AP reporter Dave Ammons retired yesterday after 37 years at the Olympia bureau, and since his colleagues in the Capitol press corps are all paying tribute to him, I thought I’d post a little tribute of my own.
Ammons hasn’t always been a popular reporter amongst my fellow progressive activists, largely due to the lavish attention he’s heaped on Tim Eyman over the years, but even if Ammons played a significant role in making Eyman’s public career, I’ve always held a special fondness for him because, well… he made mine too.

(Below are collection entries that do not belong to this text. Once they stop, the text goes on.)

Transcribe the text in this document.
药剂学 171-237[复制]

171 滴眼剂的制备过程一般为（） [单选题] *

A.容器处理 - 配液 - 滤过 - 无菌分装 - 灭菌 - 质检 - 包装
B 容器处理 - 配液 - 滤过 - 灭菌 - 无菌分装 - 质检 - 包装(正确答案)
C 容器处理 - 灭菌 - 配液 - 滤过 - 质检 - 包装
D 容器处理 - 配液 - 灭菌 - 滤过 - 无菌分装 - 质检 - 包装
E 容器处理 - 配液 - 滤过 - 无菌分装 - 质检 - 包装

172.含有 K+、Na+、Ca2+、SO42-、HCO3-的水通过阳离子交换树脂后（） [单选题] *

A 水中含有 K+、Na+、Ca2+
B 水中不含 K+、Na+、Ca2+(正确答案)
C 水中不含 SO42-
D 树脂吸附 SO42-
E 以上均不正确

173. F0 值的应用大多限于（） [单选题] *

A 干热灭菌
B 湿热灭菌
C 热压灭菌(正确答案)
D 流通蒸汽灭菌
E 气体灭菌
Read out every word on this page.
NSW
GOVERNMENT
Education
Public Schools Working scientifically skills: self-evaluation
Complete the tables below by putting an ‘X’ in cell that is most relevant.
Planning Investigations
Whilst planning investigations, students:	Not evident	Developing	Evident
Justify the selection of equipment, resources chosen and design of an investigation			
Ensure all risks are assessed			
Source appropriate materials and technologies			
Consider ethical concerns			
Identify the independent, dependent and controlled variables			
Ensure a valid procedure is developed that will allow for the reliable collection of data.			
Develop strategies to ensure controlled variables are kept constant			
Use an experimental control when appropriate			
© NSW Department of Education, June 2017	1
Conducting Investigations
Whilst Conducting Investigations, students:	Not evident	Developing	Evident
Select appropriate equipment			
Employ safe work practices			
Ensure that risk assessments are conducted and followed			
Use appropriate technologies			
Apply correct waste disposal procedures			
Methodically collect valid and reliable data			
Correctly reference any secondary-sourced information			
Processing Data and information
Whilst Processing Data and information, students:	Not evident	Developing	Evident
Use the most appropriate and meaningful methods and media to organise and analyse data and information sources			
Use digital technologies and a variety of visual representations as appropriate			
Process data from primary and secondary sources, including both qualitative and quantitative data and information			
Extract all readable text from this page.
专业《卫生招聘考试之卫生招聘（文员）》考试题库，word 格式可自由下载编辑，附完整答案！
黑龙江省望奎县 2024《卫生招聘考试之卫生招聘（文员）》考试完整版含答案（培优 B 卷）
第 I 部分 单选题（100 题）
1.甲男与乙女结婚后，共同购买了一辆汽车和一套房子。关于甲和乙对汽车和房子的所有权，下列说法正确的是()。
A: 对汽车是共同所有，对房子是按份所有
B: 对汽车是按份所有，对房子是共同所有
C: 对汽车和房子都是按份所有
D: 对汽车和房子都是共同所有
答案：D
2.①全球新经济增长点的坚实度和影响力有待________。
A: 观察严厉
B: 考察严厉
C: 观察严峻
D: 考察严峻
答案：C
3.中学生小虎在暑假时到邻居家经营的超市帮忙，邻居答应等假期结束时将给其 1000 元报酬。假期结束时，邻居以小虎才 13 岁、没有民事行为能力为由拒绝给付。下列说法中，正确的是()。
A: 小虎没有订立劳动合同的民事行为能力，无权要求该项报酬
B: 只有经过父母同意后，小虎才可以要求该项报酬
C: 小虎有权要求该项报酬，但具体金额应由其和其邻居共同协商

It was Rich Roesler at the Spokesman-Review who first broke the story of my initiative to proclaim Tim Eyman a horse’s ass, but it was Ammons’ relentless coverage that drove the story to statewide and even national headlines for months, long after my fifteen minutes of fame should have expired. It was also Ammon’s AP Olympia bureau that, in the weeks following the 2004 gubernatorial election, anointed me “the liberal blogger” when they needed a partisan counterpoint to the sudden (u)SP juggernaut.
Political reporting can be godawful boring, but Ammons had an eye for characters like me and Tim who could catch the public’s attention, and he was matter-of-fact about the role he and his colleagues play in promoting the agendas of the people they cover. One day, a few weeks into the unexpected chaos of the I-831 campaign, my phone rings and the voice at the other end jovially announces, “Hi, it’s Dave Ammons… your personal publicist.” Of course, promoting me and my joke initiative was never the motive behind Ammons’ attentiveness, but unlike some of his more stuffy colleagues, Ammons never seemed shy about the symbiotic relationship between political reporters and their subjects.
Having a little bit of insight into the sausage factory that is journalism, I have always considered Ammons’ coverage to be fair, even when not particularly balanced, for while the progressive community may rightly complain that our efforts and issues routinely received short shrift compared to Eyman and his follies, it was not Ammons’ bias that was to blame, but rather our failure to give him a good enough story. And in the end, telling a good story is what every genre of writing—even journalism—is really all about.
Best of luck on your new endeavors Dave. And thanks.